LMNs are located in the brainstem and spinal cord and send out motor axons that directly innervate skeletal muscle fibers. Spinal cord LMNs, also known as anterior horn cells , cluster in nuclei forming longitudinal columns; those innervating the distal muscles of the extremities are located in the dorsal anterior horn, whereas those innervating proximal muscles of the extremities are in the ventral anterior horn. Those LMNs that innervate the axial and truncal muscles are the most medially located. The normal cervical and lumbar enlargements of the spinal cord are the result of markedly enlarged lateral anterior horns containing the LMNs for the upper and lower limb muscles.

Large spinal cord LMNs called alpha motoneurons are the principal motor neurons innervating muscle fibers. Medium-sized motor neurons ( beta motoneurons ) innervate both extrafusal and intrafusal (muscle spindle) fibers, and intermediate and small motor neurons ( gamma motoneurons or fusimotor neurons ) innervate only spindle muscle fibers. The rest of the small anterior horn cells are interneurons.

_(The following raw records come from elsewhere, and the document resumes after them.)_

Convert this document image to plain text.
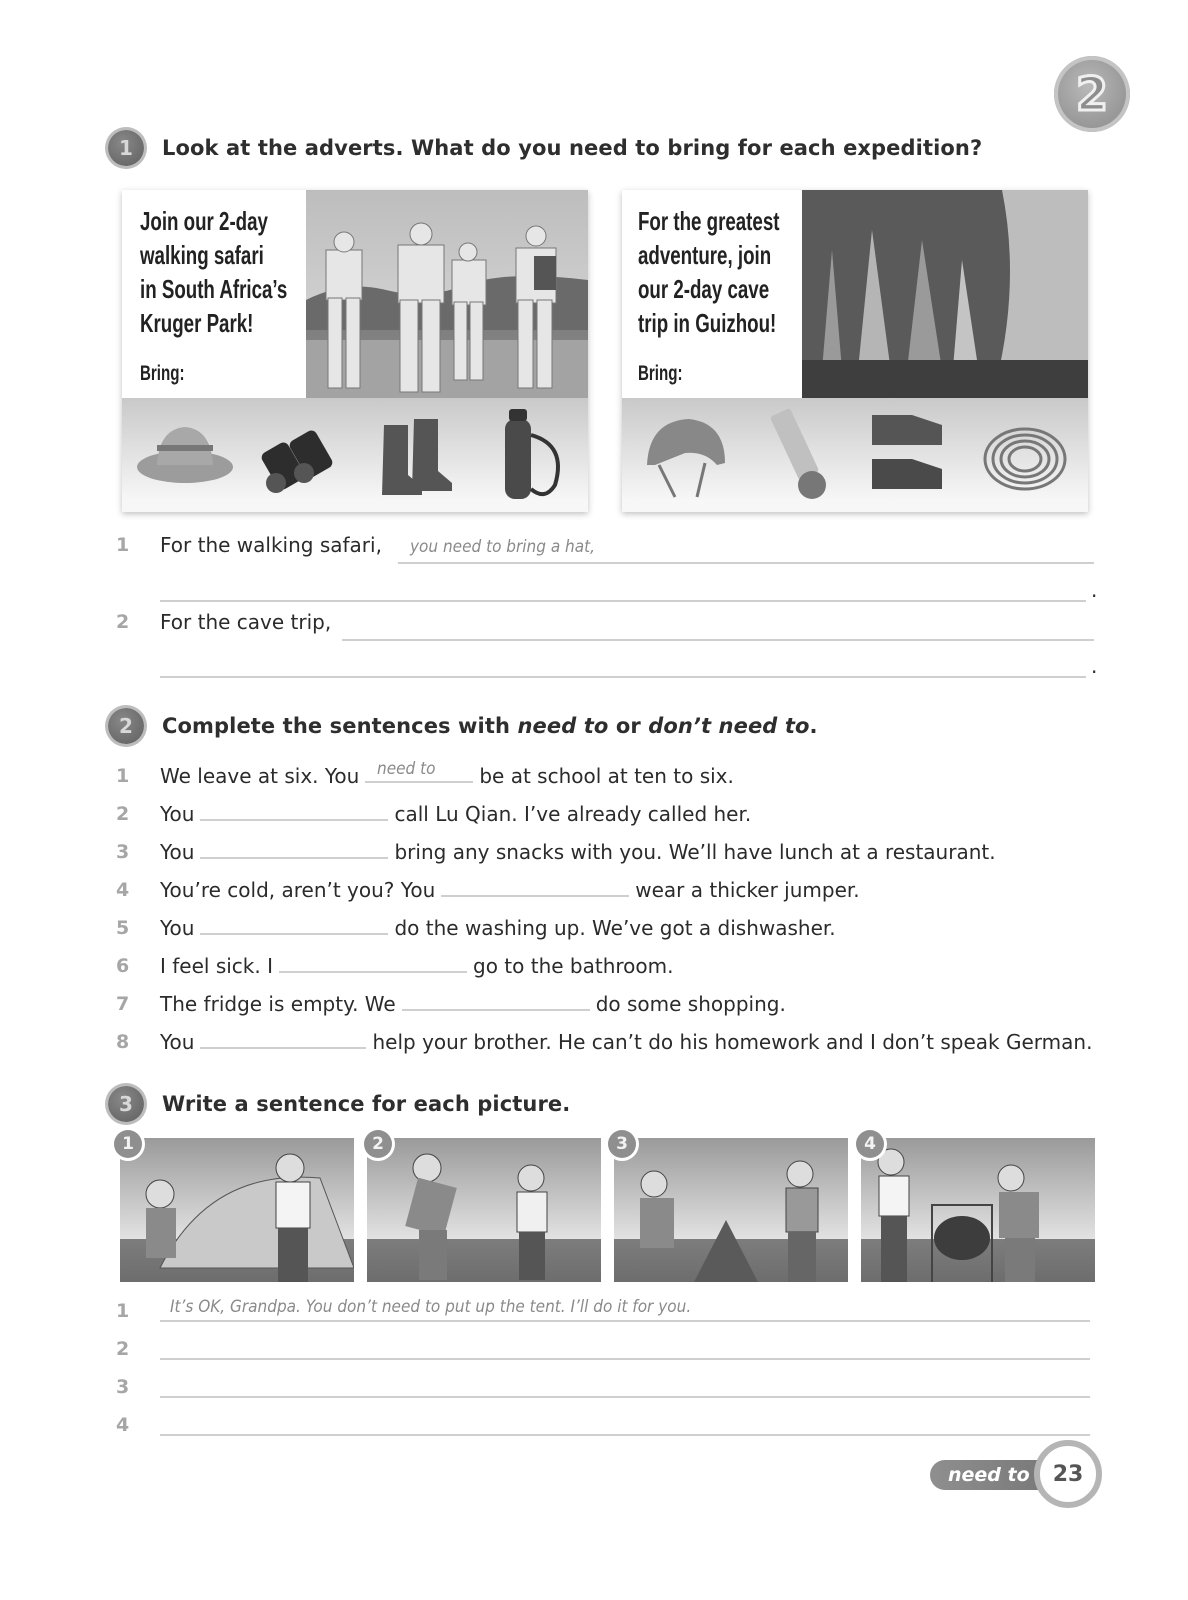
2
✦
1	Look at the adverts. What do you need to bring for each expedition?
Join our 2-day
walking safari
in South Africa’s
Kruger Park!
Bring:
For the greatest
adventure, join
our 2-day cave
trip in Guizhou!
Bring:
1	For the walking safari, you need to bring a hat,
.
2	For the cave trip,
.
2	Complete the sentences with need to or don’t need to.
1	We leave at six. You need to be at school at ten to six.
2	You	call Lu Qian. I’ve already called her.
3	You	bring any snacks with you. We’ll have lunch at a restaurant.
4	You’re cold, aren’t you? You	wear a thicker jumper.
5	You	do the washing up. We’ve got a dishwasher.
6	I feel sick. I	go to the bathroom.
7	The fridge is empty. We	do some shopping.
8	You	help your brother. He can’t do his homework and I don’t speak German.
3	Write a sentence for each picture.
1	2	3	4
1	It’s OK, Grandpa. You don’t need to put up the tent. I’ll do it for you.
2
3
4
need to	23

Alpha motoneurons are among the largest neurons of the nervous system. Each has a single axon that branches to its target muscles and a number of large dendrites that provide an extensive receptive field. The motor unit is the smallest unit of the motor system and consists of one alpha motoneuron, its axon, and all of its target muscle fibers.

Loss of Muscle Strength (Weakness)

The loss of an LMN results in denervation of its motor unit, whereas an impaired LMN may lead to abnormal or impaired activation of its motor unit. In either case, the number of fully functional motor units decreases, which reduces overall muscle twitch tension.

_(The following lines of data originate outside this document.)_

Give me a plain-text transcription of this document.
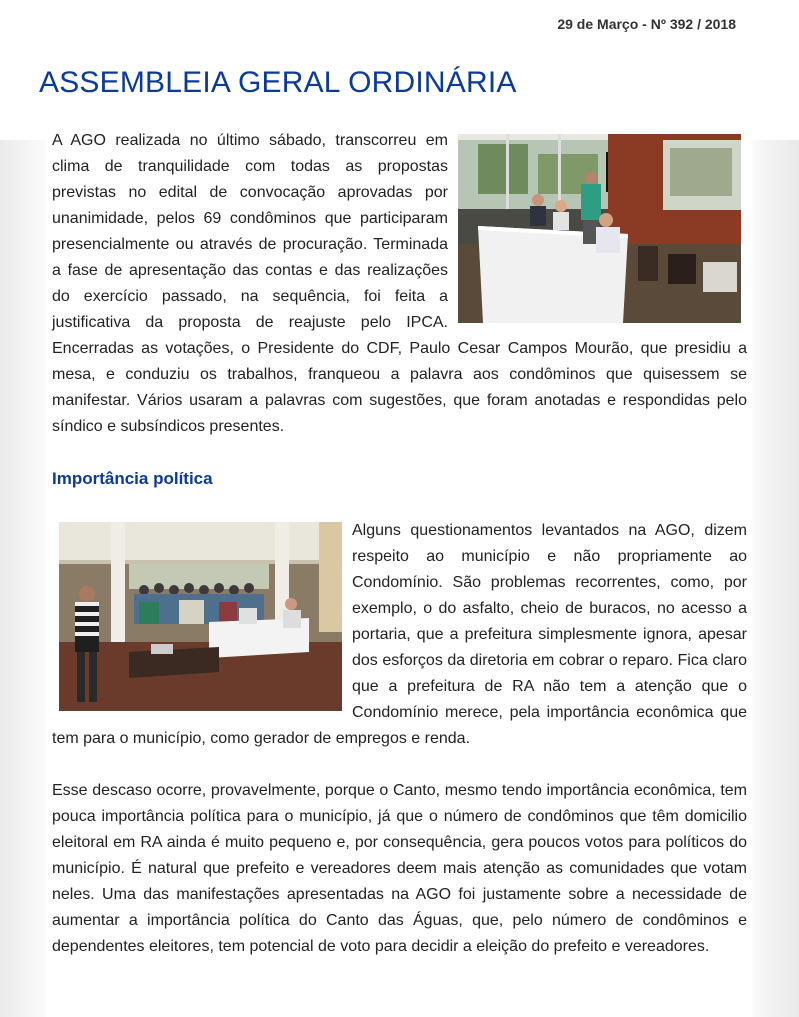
29 de Março - Nº 392 / 2018
ASSEMBLEIA GERAL ORDINÁRIA

A AGO realizada no último sábado, transcorreu em clima de tranquilidade com todas as propostas previstas no edital de convocação aprovadas por unanimidade, pelos 69 condôminos que participaram presencialmente ou através de procuração. Terminada a fase de apresentação das contas e das realizações do exercício passado, na sequência, foi feita a justificativa da proposta de reajuste pelo IPCA. Encerradas as votações, o Presidente do CDF, Paulo Cesar Campos Mourão, que presidiu a mesa, e conduziu os trabalhos, franqueou a palavra aos condôminos que quisessem se manifestar. Vários usaram a palavras com sugestões, que foram anotadas e respondidas pelo síndico e subsíndicos presentes.

Importância política

Alguns questionamentos levantados na AGO, dizem respeito ao município e não propriamente ao Condomínio. São problemas recorrentes, como, por exemplo, o do asfalto, cheio de buracos, no acesso a portaria, que a prefeitura simplesmente ignora, apesar dos esforços da diretoria em cobrar o reparo. Fica claro que a prefeitura de RA não tem a atenção que o Condomínio merece, pela importância econômica que tem para o município, como gerador de empregos e renda.

Esse descaso ocorre, provavelmente, porque o Canto, mesmo tendo importância econômica, tem pouca importância política para o município, já que o número de condôminos que têm domicilio eleitoral em RA ainda é muito pequeno e, por consequência, gera poucos votos para políticos do município. É natural que prefeito e vereadores deem mais atenção as comunidades que votam neles. Uma das manifestações apresentadas na AGO foi justamente sobre a necessidade de aumentar a importância política do Canto das Águas, que, pelo número de condôminos e dependentes eleitores, tem potencial de voto para decidir a eleição do prefeito e vereadores.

In a disease causing chronic motor unit depletion, neighboring axons belonging to healthy motor neurons may reinnervate denervated muscle fibers belonging to a diseased motor unit by collateral sprouting. In this way, existing motor units continually modify in the face of persistent losses of motor axons to maintain muscle strength. For example, in patients who have recovered from acute poliomyelitis, depletion of more than 50% of LMNs occurs before residual muscle weakness is clinically detectable. Healthy individuals have sufficient motor units available to offset an unexpected loss of motor neurons ( Box 97.3 ).

Fasciculations

Fasciculations are spontaneous contractions of muscle fibers belonging to a single (or part of a) motor unit ( Video 97.2 ). Clinically, fasciculations appear on the muscle surface as fine, rapid, flickering, and sometimes vermicular contractions that occur irregularly in time and location. The impulse for the fasciculation appears to arise from hyperexcitable motor axons anywhere in their course. Fasciculations can occur both in healthy individuals and in patients with LMN involvement, so fasciculations themselves do not indicate LMN disease.

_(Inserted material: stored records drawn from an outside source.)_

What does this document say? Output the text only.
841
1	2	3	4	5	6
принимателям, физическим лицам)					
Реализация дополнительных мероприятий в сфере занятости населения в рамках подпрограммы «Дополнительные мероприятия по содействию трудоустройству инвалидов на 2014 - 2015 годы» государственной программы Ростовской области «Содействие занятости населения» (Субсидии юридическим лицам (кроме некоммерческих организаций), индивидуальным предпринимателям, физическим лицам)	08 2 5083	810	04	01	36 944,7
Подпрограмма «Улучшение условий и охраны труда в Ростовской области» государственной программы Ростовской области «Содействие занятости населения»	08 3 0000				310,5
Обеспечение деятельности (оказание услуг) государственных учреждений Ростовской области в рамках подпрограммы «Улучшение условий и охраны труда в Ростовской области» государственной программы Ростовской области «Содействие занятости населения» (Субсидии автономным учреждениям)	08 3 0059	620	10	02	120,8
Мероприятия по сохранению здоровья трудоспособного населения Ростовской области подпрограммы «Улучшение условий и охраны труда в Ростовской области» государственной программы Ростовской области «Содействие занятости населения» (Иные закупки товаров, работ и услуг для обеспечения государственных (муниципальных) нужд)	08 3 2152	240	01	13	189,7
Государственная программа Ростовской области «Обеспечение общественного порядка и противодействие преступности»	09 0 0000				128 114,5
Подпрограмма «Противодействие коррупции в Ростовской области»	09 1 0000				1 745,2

Video 97.2 Fasciculations.

In general, larger muscles have larger motor units and therefore larger fasciculations. In tongue muscles, fasciculations produce small vermicular movements on the tongue surface. Fasciculations usually do not cause any joint displacement but when they occur in muscles moving the fingers, joint movements can occur (mini-polymyoclonus) (see Video 97.2 ). Large fasciculations may occur in muscles undergoing extensive chronic reinnervation, such as chronic spinal muscular atrophy (SMA), Kennedy disease, and the postpoliomyelitis syndrome.

Muscle Cramps

Muscle cramps are common in the general population and are a common symptom of LMN involvement and many chronic neuromuscular diseases. The pathogenesis of cramps in all these diseases, as in normal individuals, is poorly understood. Cramps and fasciculations are likely to share a common pathogenic mechanism such as hyperexcitability of the motor neurons. Muscle cramps are an abrupt, involuntary, and painful shortening of the muscle, accompanied by visible or palpable knotting, often with abnormal posture of the affected joint. Relief of cramps is by stretching or massaging.